Şiir emek ister. Duygu ister ama öyle herkesin diline dolanan ham bir duygu değil; yoğrulmuş, beklemiş, içten içe yanmış bir duygu ister. Zaman ister şiir. Bazen bir mısra için aylar geçer. Bazen bir kelime, gecenin tam ortasında gelir; bazen de günlerce kapıyı çalmaz. Şiir, nazlıdır. Zor beğenir yazanı. Kendini herkese teslim etmez.
Oysa yazı… Yazı daha düzdür dedim. İçinden geçeni olduğu gibi yazmaktır. Elbette onun da bir disiplini, bir emeği vardır ama yazı, şiir gibi insanın boğazına düğüm atmaz. Yazıda anlatırsın; şiirde ise susarak söylersin. Yazı konuşur, şiir fısıldar. Yazı yol tarif eder, şiir kaybolmayı göze alır. Bu yüzden şiir bana hep daha çetin, daha zahmetli gelmiştir.
Dostum dikkatle dinledi. Çaylarımızı tazeledik. Camdan dışarı baktık bir süre. İstanbul akıyordu. İnsanlar aceleyle bir yerlere yetişmeye çalışıyor, vapur düdükleri uzaktan bir iç çekiş gibi duyuluyordu. Belki de İstanbul’da yaşamanın etkisi vardır şiir yazmanın ve okumanın dedim. Çünkü İstanbul, başlı başına bir ilhamdır. Taşında tarih, sokağında hüzün, denizinde dua vardır bu şehrin. Her köşesi bir mısra gibidir. Eminönü’nde kalabalık bir beyit, Üsküdar’da mahzun bir dörtlük çıkar karşınıza. Haliç’te geçmişle bugün yan yana oturur, Galata’da zaman eğilir size doğru.
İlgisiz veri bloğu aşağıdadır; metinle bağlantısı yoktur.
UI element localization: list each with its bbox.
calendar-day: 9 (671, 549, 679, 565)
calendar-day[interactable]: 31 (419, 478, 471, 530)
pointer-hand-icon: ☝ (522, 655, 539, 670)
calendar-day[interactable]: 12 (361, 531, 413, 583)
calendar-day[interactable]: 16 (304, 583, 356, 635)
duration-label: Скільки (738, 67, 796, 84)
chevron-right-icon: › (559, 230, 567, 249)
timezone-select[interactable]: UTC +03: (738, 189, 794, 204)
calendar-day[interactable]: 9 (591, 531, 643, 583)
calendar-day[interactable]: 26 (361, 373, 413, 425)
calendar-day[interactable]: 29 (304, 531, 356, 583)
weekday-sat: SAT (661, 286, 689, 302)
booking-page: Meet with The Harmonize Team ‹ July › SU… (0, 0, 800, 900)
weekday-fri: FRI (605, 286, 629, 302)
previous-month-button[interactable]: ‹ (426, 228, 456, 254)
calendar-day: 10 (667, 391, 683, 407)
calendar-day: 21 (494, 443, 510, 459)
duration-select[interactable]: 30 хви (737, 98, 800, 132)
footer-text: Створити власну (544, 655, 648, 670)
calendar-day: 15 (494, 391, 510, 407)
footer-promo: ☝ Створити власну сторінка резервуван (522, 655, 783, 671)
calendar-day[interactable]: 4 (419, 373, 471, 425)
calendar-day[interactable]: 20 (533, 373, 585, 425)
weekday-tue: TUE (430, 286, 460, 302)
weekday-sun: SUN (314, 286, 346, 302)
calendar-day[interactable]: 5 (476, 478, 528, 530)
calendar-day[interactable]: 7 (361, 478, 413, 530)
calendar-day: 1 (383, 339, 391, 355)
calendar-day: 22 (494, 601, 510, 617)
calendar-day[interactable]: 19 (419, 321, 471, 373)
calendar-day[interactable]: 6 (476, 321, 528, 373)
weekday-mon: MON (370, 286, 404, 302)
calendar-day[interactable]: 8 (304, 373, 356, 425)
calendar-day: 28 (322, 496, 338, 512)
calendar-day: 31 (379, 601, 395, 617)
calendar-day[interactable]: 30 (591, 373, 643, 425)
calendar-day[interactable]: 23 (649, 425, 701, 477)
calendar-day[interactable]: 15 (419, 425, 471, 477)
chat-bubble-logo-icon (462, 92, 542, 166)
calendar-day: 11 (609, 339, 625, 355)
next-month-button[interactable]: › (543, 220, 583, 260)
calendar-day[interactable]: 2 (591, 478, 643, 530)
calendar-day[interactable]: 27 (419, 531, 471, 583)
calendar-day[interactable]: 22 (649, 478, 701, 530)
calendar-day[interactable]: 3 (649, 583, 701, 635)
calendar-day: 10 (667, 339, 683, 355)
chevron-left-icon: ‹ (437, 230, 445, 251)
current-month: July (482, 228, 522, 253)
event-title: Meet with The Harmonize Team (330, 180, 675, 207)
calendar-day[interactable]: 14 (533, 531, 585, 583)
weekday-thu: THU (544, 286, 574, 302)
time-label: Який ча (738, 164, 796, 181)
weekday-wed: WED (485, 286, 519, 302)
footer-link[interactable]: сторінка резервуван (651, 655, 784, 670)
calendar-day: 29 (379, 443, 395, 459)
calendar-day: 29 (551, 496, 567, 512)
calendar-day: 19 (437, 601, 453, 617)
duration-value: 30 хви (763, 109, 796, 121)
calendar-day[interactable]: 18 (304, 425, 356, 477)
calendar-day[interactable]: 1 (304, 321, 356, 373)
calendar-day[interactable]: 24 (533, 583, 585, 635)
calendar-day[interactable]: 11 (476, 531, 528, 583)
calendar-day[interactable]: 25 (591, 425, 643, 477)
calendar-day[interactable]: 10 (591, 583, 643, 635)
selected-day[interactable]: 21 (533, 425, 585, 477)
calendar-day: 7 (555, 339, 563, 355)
Sohbet koyulaştı. Ben de dayanamayıp kendi yazdığım şiirlerden bir iki tanesini okudum. Çayın buharına karıştı dizeler. Kafedeki gürültü bir anlığına durdu sanki. Şiir, okunduğu an kadar yaşar derler ya; işte o an, şiir yaşadı. Dostum dinledi, ben okudum. Kelimeler aramızda dolaştı, masaya kondu, çay bardağına tutundu.
Arasıra dostlarımla böyle muhabbetler ederiz. Çünkü insan, kelimelerini herkesin önüne dökemez. Bazı cümleler, ancak güvenilen bir yürekte yer bulur. Dostluk da biraz böyledir; herkesle çay içersin ama herkesle aynı sessizliği paylaşamazsın. Şiir de sessizliği sever zaten.
Günün sonunda kalkarken şunu düşündüm: Hayat, belki de bu anlardan ibaret. Bir dost, bir çay, birkaç kelime… Geri kalan her şey gürültü. Şiir yazmak zor evet; ama şiiri anlayan bir dostla aynı masada oturmak, bütün zorluklara değiyor. İstanbul’un kalabalığında, böyle küçük ama derin anlar biriktirmek insanı hayatta tutuyor.
Ve insan, bazen bir şiiri yazmaktan çok, onu paylaşacak bir dost bulduğu için şükrediyor.